Senza una ragionevole certezza del diritto non esiste rule of law, non esiste sovranità della legge, non esiste democrazia e soprattutto non esiste libertà del cittadino.
Un’enormità di casi di malagiustizia ha praticamente abbattuto la fiducia del cittadino nell’operato della magistratura: errori giudiziari, reati minori impuniti, tempi geologici della giustizia civile, aleatorietà delle decisioni giudiziarie, farraginosità delle procedure, disinteresse verso le piccole questioni della gente, scarcerazioni immediate di chi delinque, sentenze contraddittorie su casi identici e altro ancora. Di fronte a tutto ciò come si può ancora parlare di certezza del diritto?
E tutto questo ci porta anche sul tema della separazione dei poteri: ogni volta che un magistrato forza una norma giuridica per compiacere le sue convinzioni e aspirazioni extra-giuridiche è come se si sostituisse al legislatore, di fatto creando una norma nuova. Se questo è in qualche modo possibile nei sistemi anglosassoni di common law, dove i giudici in buona parte creano il diritto, non appare praticabile nei nostri sistemi a base legislativa, se non al prezzo di distruggere completamente la fiducia della nazione in una giustizia oggettiva, conoscibile e infine anche ragionevolmente prevedibile.
Che dire poi della presenza di molti magistrati fuori ruolo che popolano le segreterie, i gabinetti e gli uffici legislativi dei ministri e dei sottosegretari? Non si tratta forse di una invisibile ma reale commistione fra il potere giudiziario e quello esecutivo?
E la Corte costituzionale che, come molte magistrature ma ovviamente su un livello più elevato, e pur in modo assolutamente legittimo, tuttavia, con la sua attività interpretativa, spesso annulla, modifica, restringe o espande le leggi del Parlamento?

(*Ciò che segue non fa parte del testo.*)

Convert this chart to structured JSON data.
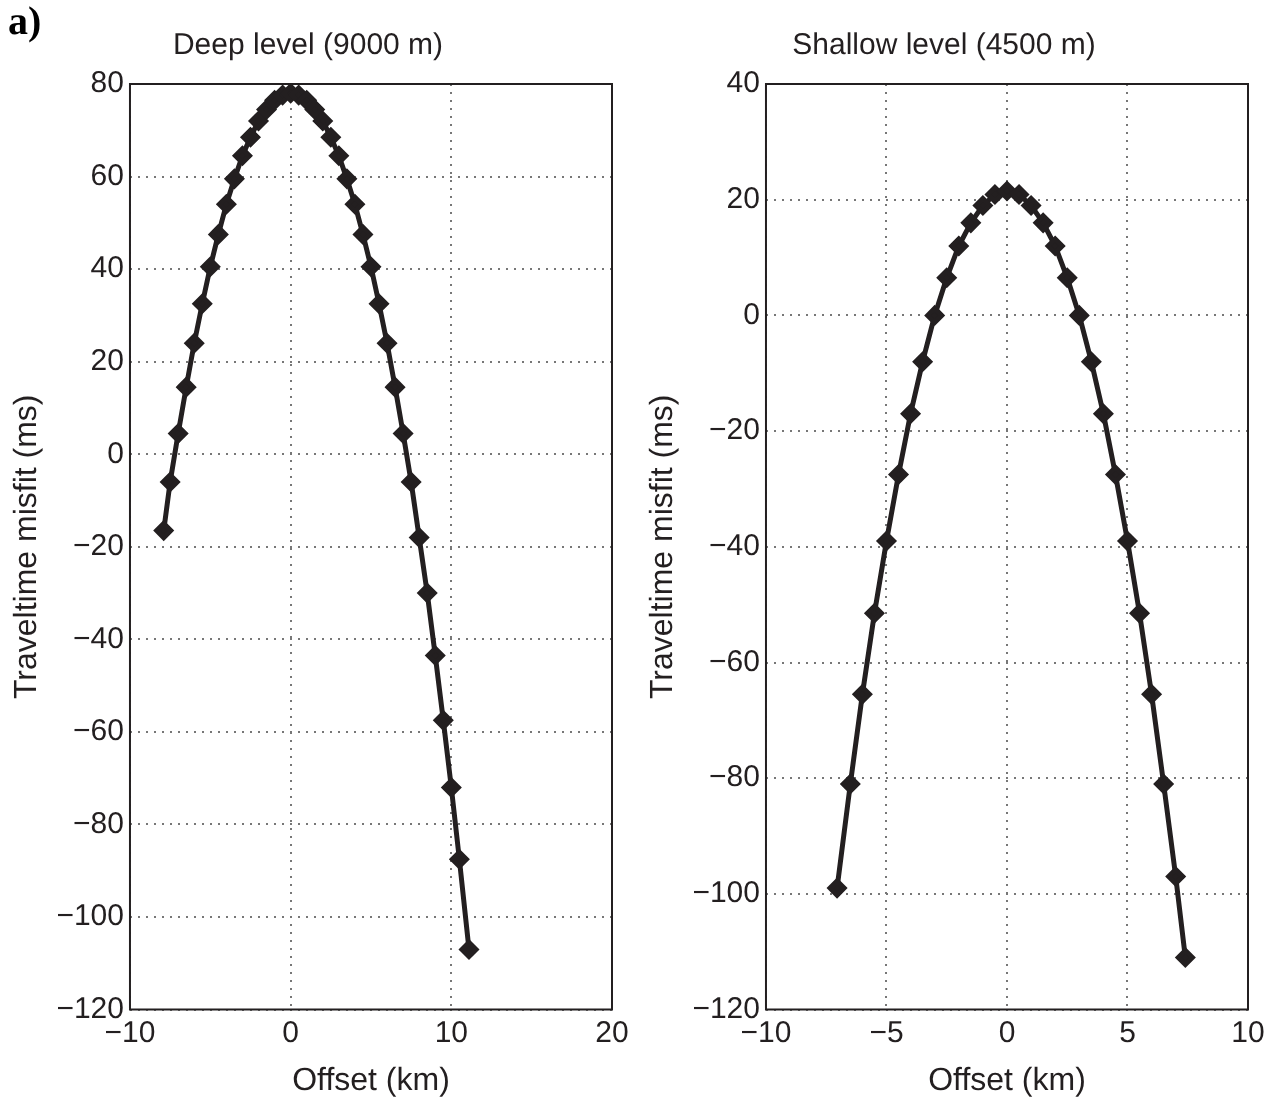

Nessuno nega che il diritto possa e debba evolvere, ma è necessario vigilare affinché questa evoluzione avvenga e si mantenga nell’alveo stesso della giuridicità nel suo senso più tecnico, e non venga influenzata da mode intellettuali, tendenze sociali, pregiudizi ideologici, influenze mediatiche, e infine dalle personalissime paranoie dei magistrati.
Bacone aveva già intuito quattro secoli fa la pericolosità degli idòla, cioè delle false rappresentazioni psicologiche, sociali, storiche che deformano i nostri giudizi sulle cose e ci inducono a prendere decisioni sbagliate o quantomeno discutibili. Forse sarebbe bene riproporre questa visione a una magistratura che oggi soggiace a queste distorsioni intellettuali, per riportarla a quella che dovrebbe essere la sua altissima funzione politica e, soprattutto, etica: una giustizia che non sia solo giusta ma appaia anche giusta a chi la subisce e a chi vorrebbe vederla al suo servizio, cioè ai cittadini di una democrazia matura.